Concordo sul fatto che ci vogliono almeno 50 anni. Perché la nuova generazione ok che ha avuto un periodo più tranquillo ma e stata cresciuta comunque dai genitori... E loro non erano ancora per tutti quei cambiamenti che il protettorato americano aveva portato.
Lì ci volevano generazioni di nonni e parenti che sono andati a scuola, che hanno imparato la libertà. E solo dopo, alla terza generazione avrei avuto pace e libertà. Voglia di combattere per tutto questo.


----------



## Buciadignho (17 Agosto 2021)

pazzomania ha scritto:


> Ci vogliono 50 anni a cambiare una cultura intera.
> Non bastano nemmeno 20 anni, servono i figli dei figli.
> Rendiamoci conto che i 20 enni afghani di oggi manco sapranno e immagineranno cosa significherà vivere sotto i talebani barbuti.

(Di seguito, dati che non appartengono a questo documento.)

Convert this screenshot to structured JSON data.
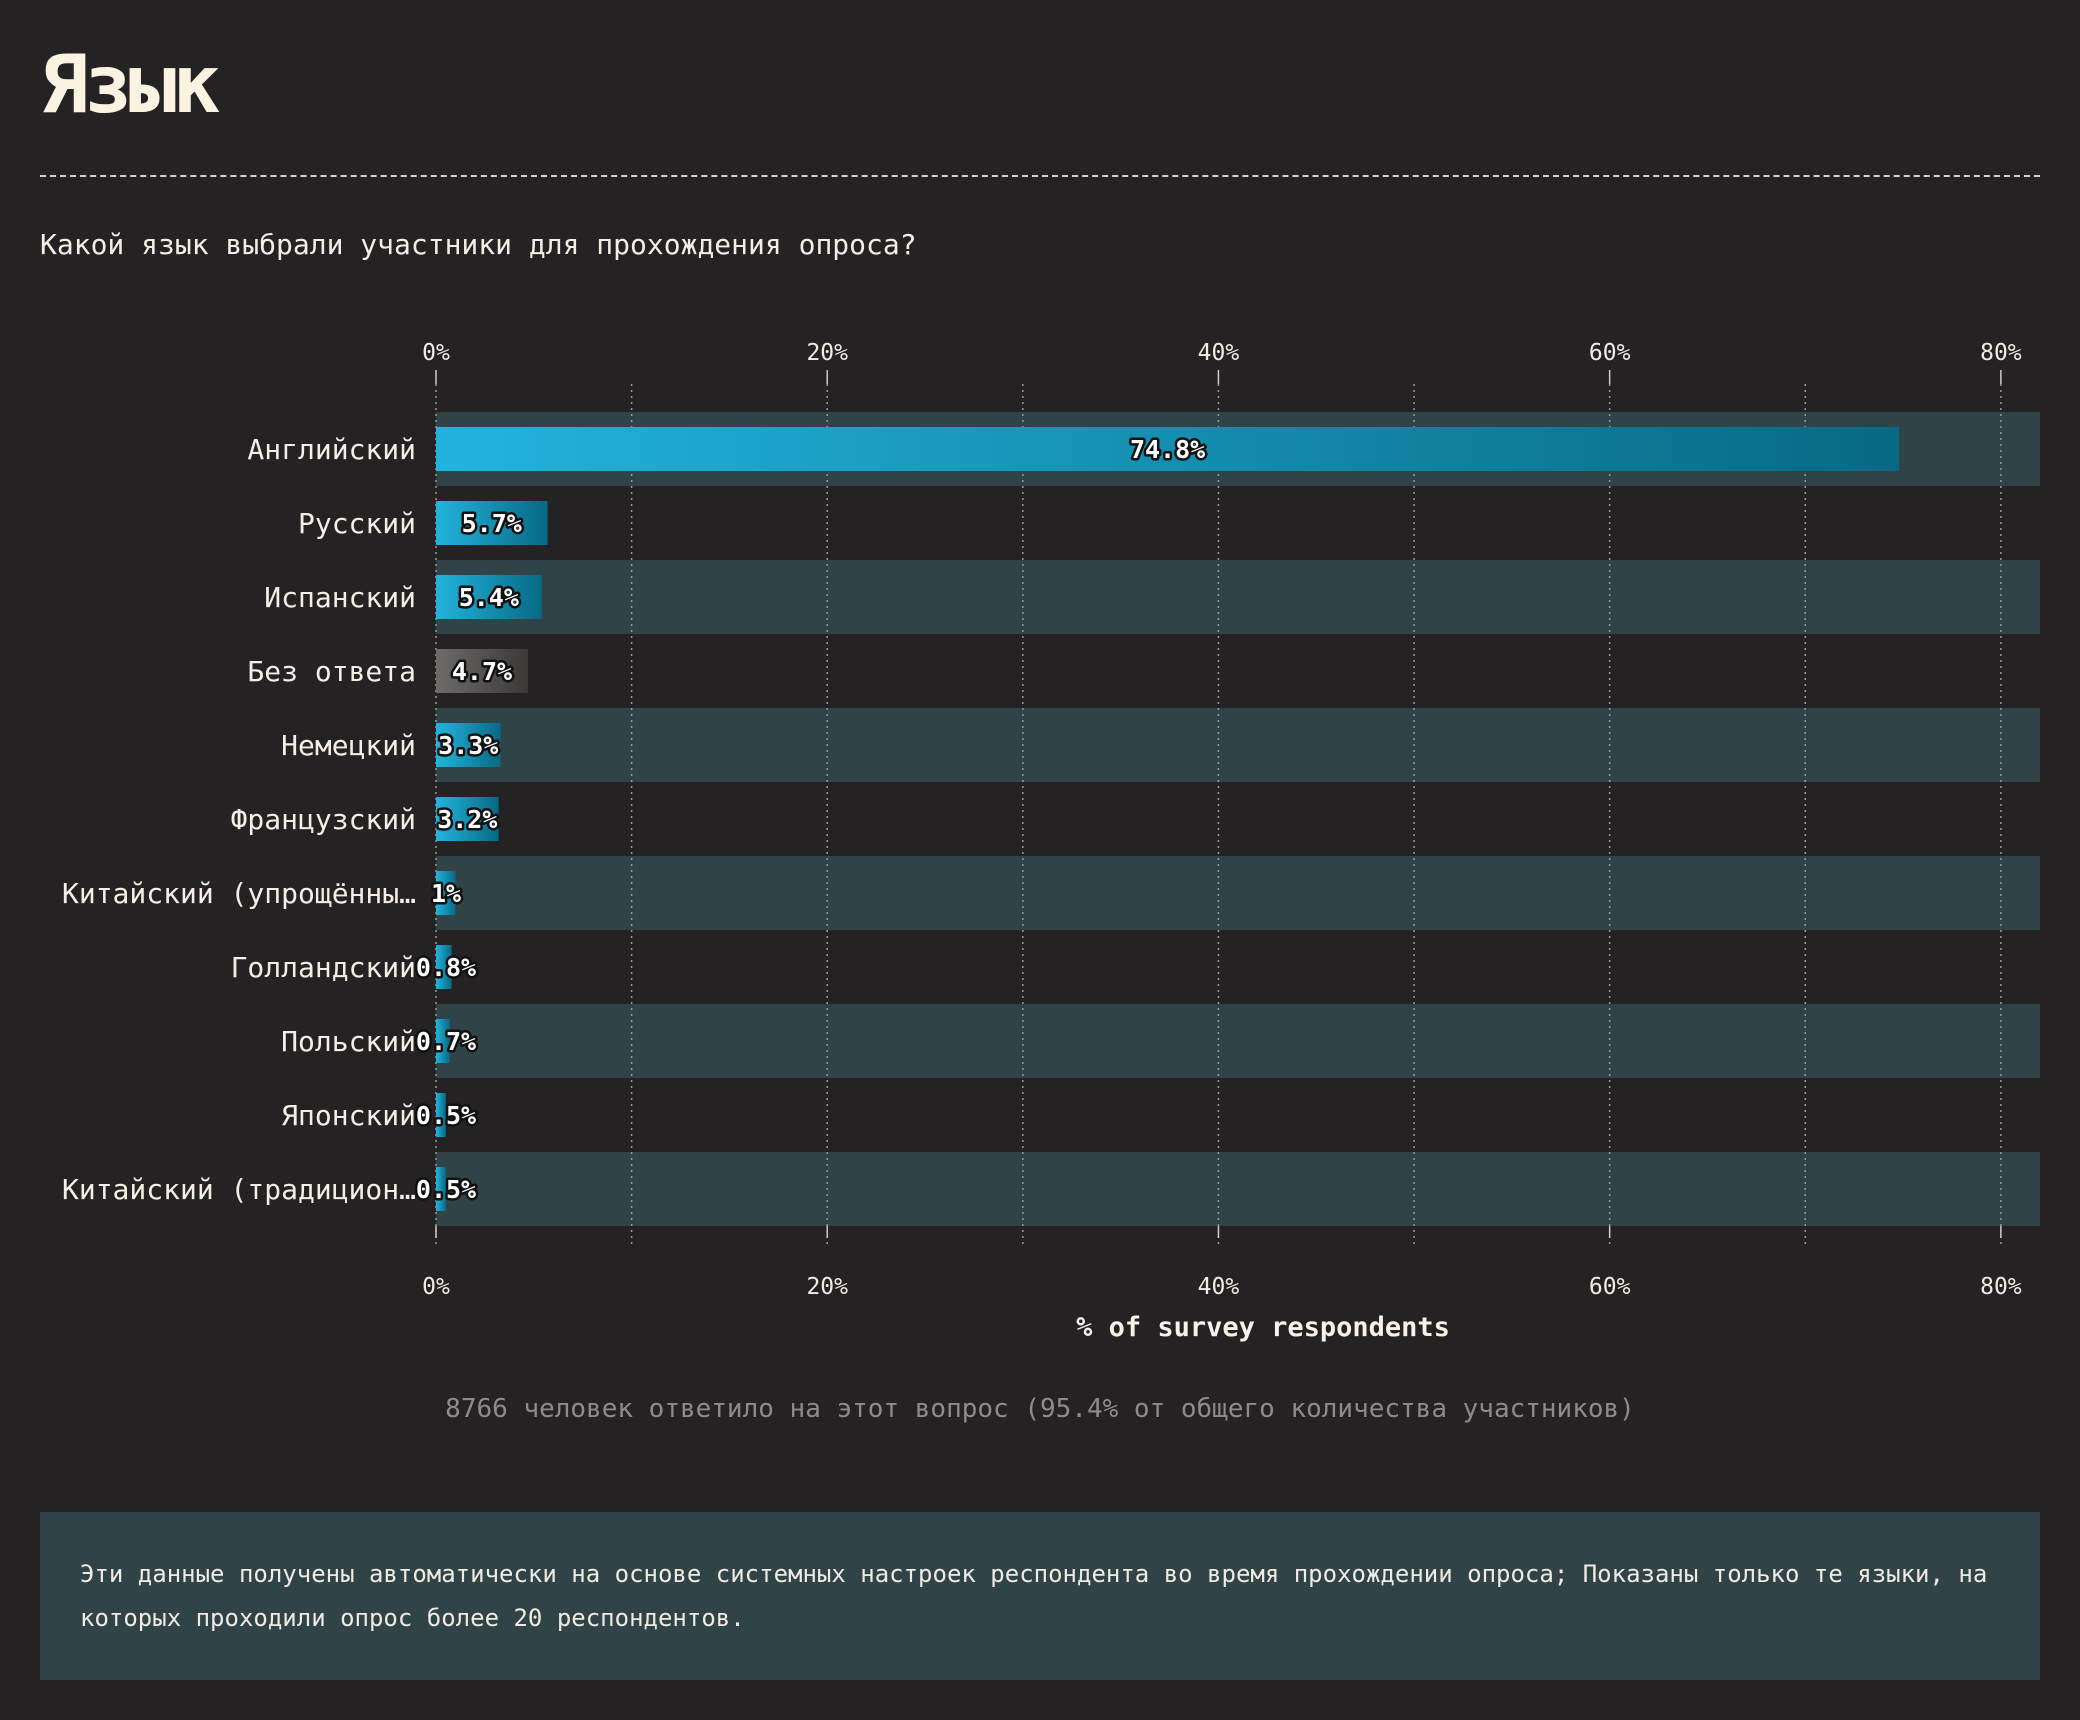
{
  "header": {
    "title": "Язык",
    "question": "Какой язык выбрали участники для прохождения опроса?"
  },
  "chart_data": {
    "type": "bar",
    "orientation": "horizontal",
    "categories": [
      "Английский",
      "Русский",
      "Испанский",
      "Без ответа",
      "Немецкий",
      "Французский",
      "Китайский (упрощённы…",
      "Голландский",
      "Польский",
      "Японский",
      "Китайский (традицион…"
    ],
    "values": [
      74.8,
      5.7,
      5.4,
      4.7,
      3.3,
      3.2,
      1,
      0.8,
      0.7,
      0.5,
      0.5
    ],
    "value_labels": [
      "74.8%",
      "5.7%",
      "5.4%",
      "4.7%",
      "3.3%",
      "3.2%",
      "1%",
      "0.8%",
      "0.7%",
      "0.5%",
      "0.5%"
    ],
    "highlight_neutral": "Без ответа",
    "xlabel": "% of survey respondents",
    "xlim": [
      0,
      82
    ],
    "ticks": [
      0,
      20,
      40,
      60,
      80
    ],
    "tick_labels": [
      "0%",
      "20%",
      "40%",
      "60%",
      "80%"
    ],
    "minor_grid": [
      10,
      30,
      50,
      70
    ],
    "grid": true,
    "legend": "none",
    "colors": {
      "bar_start": "#22b4de",
      "bar_end": "#086984",
      "neutral_start": "#6e6b69",
      "neutral_end": "#3b3838",
      "row_band": "#304347",
      "background": "#252223"
    }
  },
  "footer": {
    "respondents": "8766 человек ответило на этот вопрос (95.4% от общего количества участников)",
    "note": "Эти данные получены автоматически на основе системных настроек респондента во время прохождении опроса; Показаны только те языки, на которых проходили опрос более 20 респондентов."
  }
}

Ci vuole un progetto serio non una guerra. O non ci vuole proprio nulla, ci devono arrivare da soli.

Non credo sia piacevole vedersi nelle strade perennemente i soldati Americani con il fucile spianato, che ti considerano inferiore (il famoso epiteto "scimmia del deserto"), che ti arrestano senza accusa, che fanno checkpoint nel tuo paese impedentoti di fare la tua vita.

Parliamone eh, non esisteva nessun finale diverso da quello che sta succedendo, e questo é indiscutibilmente merito o colpa della scellerata politica USA in medio oriente.

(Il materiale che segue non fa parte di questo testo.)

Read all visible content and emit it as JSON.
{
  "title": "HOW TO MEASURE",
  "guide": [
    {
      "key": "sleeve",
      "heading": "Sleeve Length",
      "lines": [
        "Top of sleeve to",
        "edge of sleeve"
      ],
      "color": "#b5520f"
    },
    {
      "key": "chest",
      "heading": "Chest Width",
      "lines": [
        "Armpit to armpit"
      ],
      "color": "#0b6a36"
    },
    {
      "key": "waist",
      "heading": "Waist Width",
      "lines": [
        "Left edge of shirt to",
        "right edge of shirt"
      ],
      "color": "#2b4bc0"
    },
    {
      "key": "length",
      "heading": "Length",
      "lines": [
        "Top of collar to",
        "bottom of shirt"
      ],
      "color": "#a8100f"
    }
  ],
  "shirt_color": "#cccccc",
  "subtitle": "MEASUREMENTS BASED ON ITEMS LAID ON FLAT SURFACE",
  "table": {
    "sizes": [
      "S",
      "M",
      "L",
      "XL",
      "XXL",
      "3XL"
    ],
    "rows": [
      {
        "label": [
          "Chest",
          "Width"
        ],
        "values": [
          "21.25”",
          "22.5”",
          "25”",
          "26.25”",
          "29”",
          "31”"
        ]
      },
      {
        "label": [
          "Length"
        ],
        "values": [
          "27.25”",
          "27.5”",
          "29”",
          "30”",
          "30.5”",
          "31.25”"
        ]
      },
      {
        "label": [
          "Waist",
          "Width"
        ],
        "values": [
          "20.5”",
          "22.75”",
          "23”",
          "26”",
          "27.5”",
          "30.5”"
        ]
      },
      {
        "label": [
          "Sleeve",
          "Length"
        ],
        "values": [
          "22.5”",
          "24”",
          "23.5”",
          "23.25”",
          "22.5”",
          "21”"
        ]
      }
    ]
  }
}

Sono 30 anni che gli USA bombardano quelle regioni, ed é fantastico leggere i commeti del tipo "Oh, guarda questi Muslim, appena gli dai un briciolo di libertà si trasformano in pazzi religiosi violenti". Da che pulpito poi, dal paese che ha generato più violenza e più guerra negli ultimi 70 anni. Semplice, quando tu vai a rovinare una regione per impossessarti di beni non tuoi significa aver preventivato tutto cio', anzi significa averlo spinto e provocato.

Quanti attacchi terroristici hanno fatto gli Afgani? Quanti paesi ha invaso il tanto deturpato e sanzionato Iran?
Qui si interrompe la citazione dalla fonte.